Check a New Integer Among 4 Billion Records in Seconds Using Bitmap & Distributed Methods
An interviewee faces the challenge of determining whether a newly given integer exists within a set of 4 billion numbers, and the article explores efficient solutions—from naive disk‑I/O approaches to distributed processing and the memory‑saving bitmap technique—highlighting their performance trade‑offs and implementation details.
In a mock interview, a candidate is asked: “Given 4 billion integers and a new integer, how would you determine whether the new integer is present among the 4 billion?”
The interviewer points out that loading the data from disk eight times would be extremely slow due to disk I/O, suggesting a distributed solution.
The teacher explains that the data can be split across eight machines; each machine loads its portion into memory and searches in parallel, reducing the query time to seconds.
He then introduces a more efficient “millisecond‑level” approach: using a bitmap (bit‑set) that represents the presence of each possible 32‑bit integer. By allocating 2³² bits (≈500 MB), each integer maps to a single bit; a bit set to 1 indicates the integer exists.
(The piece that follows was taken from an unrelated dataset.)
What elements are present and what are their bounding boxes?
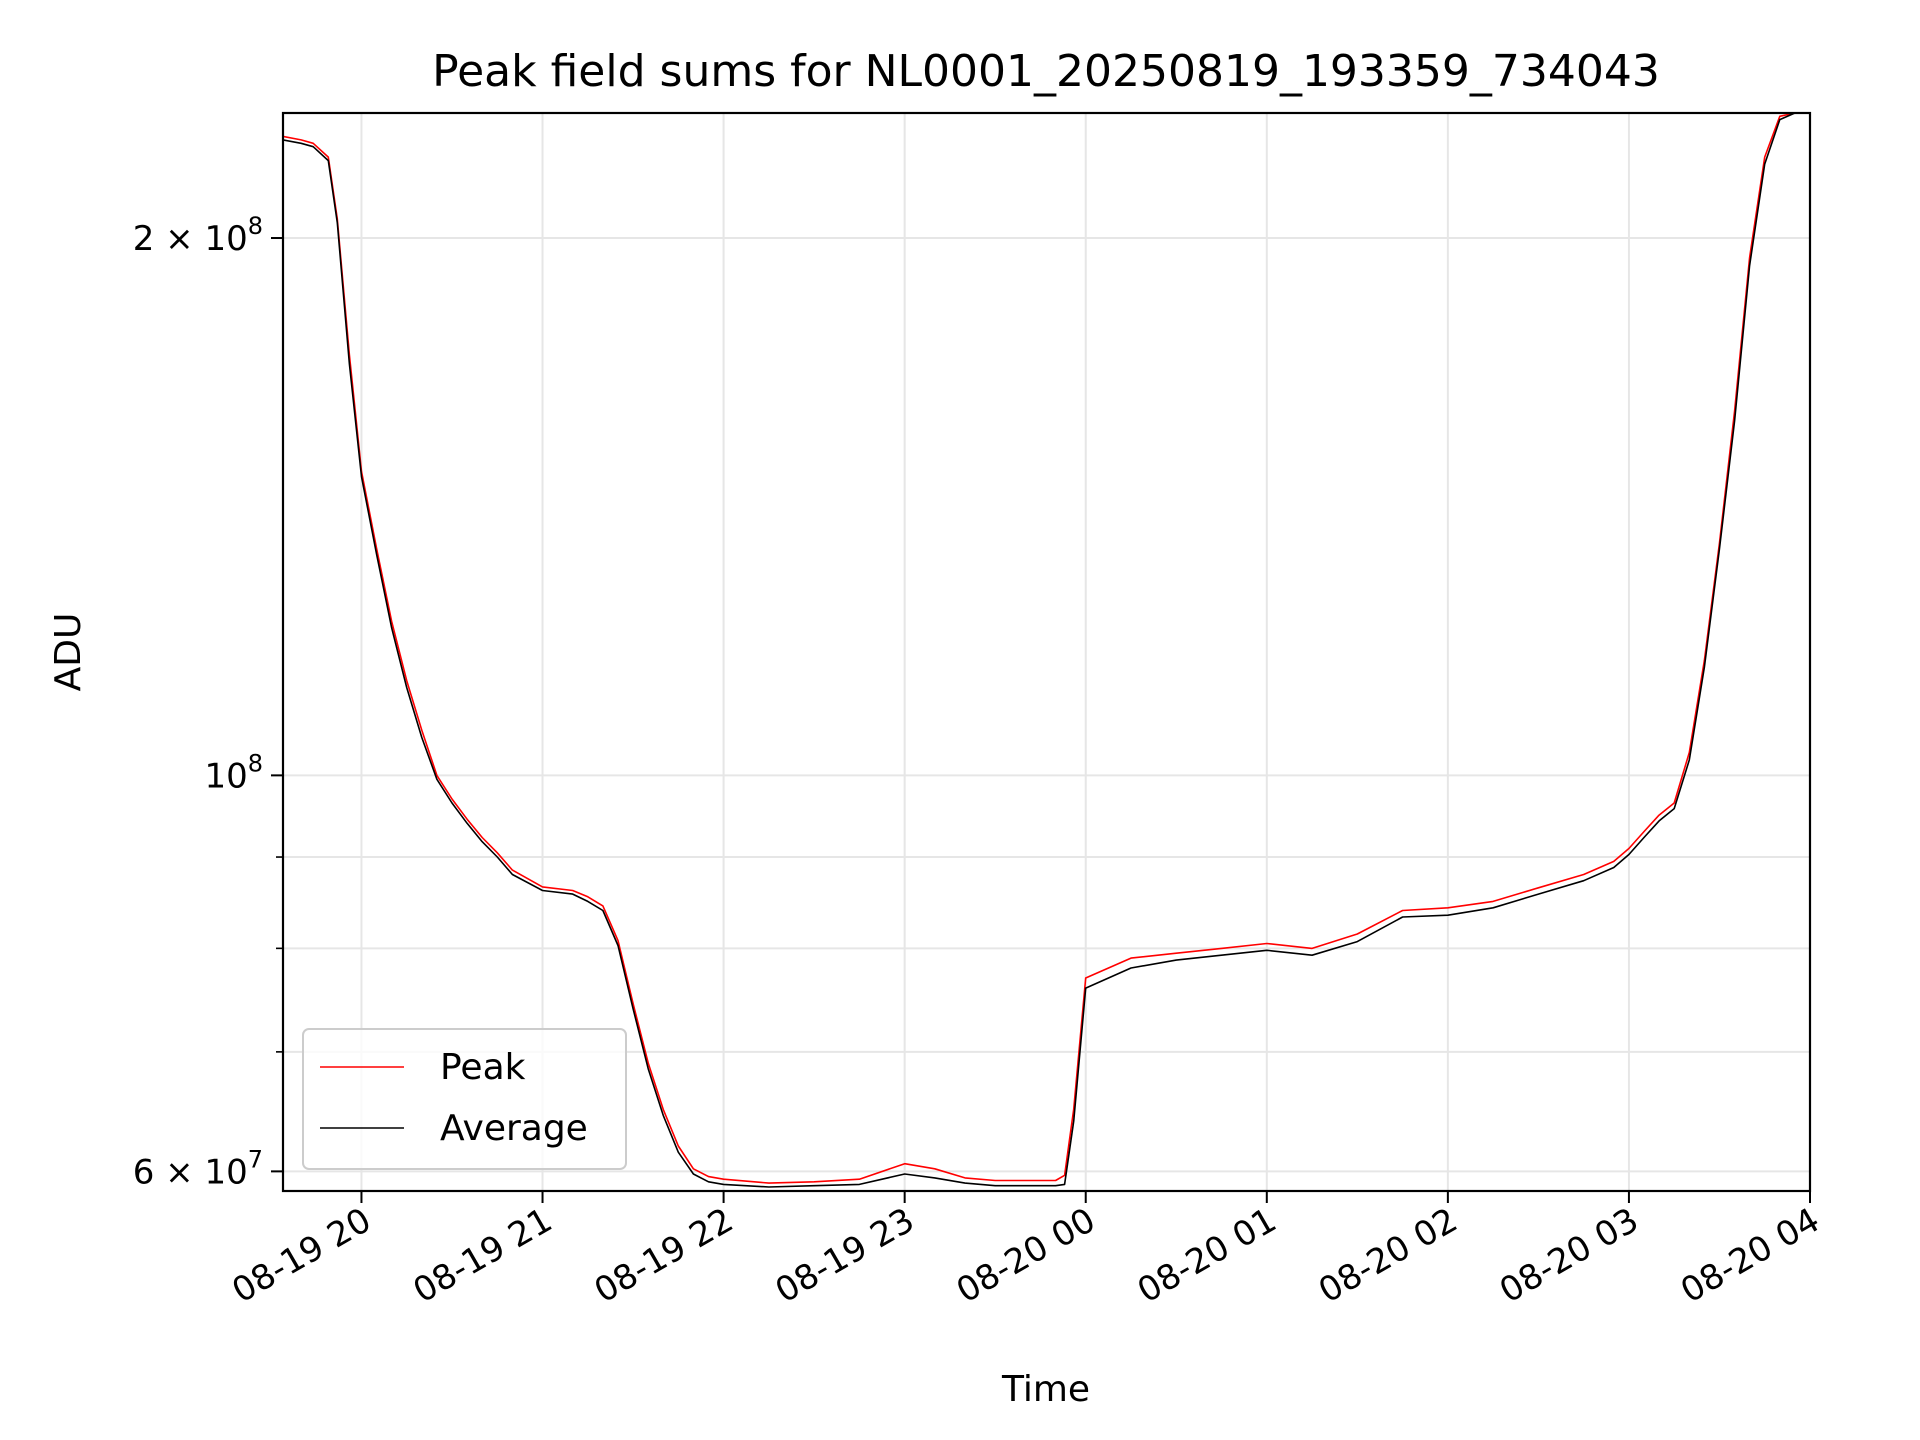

When a new integer arrives, the algorithm checks the corresponding bit; if it is 1 the integer is present, otherwise it is absent. This method eliminates repeated disk reads and achieves constant‑time lookups.
In class, another student proposes an alternative: sort the data externally and store continuous ranges as (start, length) pairs. A binary search on these ranges can locate the new integer, requiring about 1.6 GB of memory in the worst case.
Both solutions illustrate how large‑scale membership queries can be handled efficiently, either via bitmap indexing or range‑based binary search, and demonstrate the trade‑offs between memory usage and query latency.